For a great everyday experience: 24GB VRAM covers 7B–13B models comfortably and can run 20B models. For 70B models: 40–48GB VRAM (two RTX 3090s or Mac M-series with 64GB+). For a starter setup: 12–16GB VRAM runs 7B models competently. Don't underestimate Apple Silicon — the unified memory architecture makes it uniquely capable for LLMs.
12. Glossary
- Ollama
- An open-source tool that simplifies running LLMs locally, managing models, and serving an OpenAI-compatible API.
- Open WebUI
- A self-hosted web interface for Ollama providing ChatGPT-like UX with multi-model support, RAG, and history.
- Quantization
- Reducing model weight precision (e.g., from 16-bit float to 4-bit integer) to reduce VRAM requirements with minimal quality loss.
- Tokens/second
- The speed at which a model generates output. 20+ tok/s feels instant in chat; under 5 tok/s feels slow.
- Unified Memory (Apple)
- Apple Silicon's architecture where CPU and GPU share the same memory pool, allowing large models to use full RAM as VRAM.
- ComfyUI
- A node-based interface for running Stable Diffusion and Flux image generation models locally.
- Qdrant
- An open-source vector database for storing and searching embeddings, used in local RAG applications.

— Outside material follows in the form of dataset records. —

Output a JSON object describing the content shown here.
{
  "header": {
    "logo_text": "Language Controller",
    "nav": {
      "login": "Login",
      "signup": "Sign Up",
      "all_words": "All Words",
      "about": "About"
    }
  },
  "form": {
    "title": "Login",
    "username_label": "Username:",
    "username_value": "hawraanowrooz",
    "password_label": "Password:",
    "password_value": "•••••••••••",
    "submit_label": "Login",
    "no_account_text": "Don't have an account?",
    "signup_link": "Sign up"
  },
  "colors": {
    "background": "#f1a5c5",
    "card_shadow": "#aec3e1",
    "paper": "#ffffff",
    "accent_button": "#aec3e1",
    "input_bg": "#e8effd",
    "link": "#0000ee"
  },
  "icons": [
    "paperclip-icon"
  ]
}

13. References & Further Reading
- Ollama — Run LLMs Locally
- Open WebUI on GitHub
- ComfyUI on GitHub
- Qdrant — Vector Database
- Hugging Face Model Hub
Install Ollama right now, pull llama3.1, and have your first local AI conversation. It takes under 5 minutes and the model downloads automatically. Once you see 80+ tokens/second streaming in your terminal, the cloud APIs will feel unnecessary for most tasks.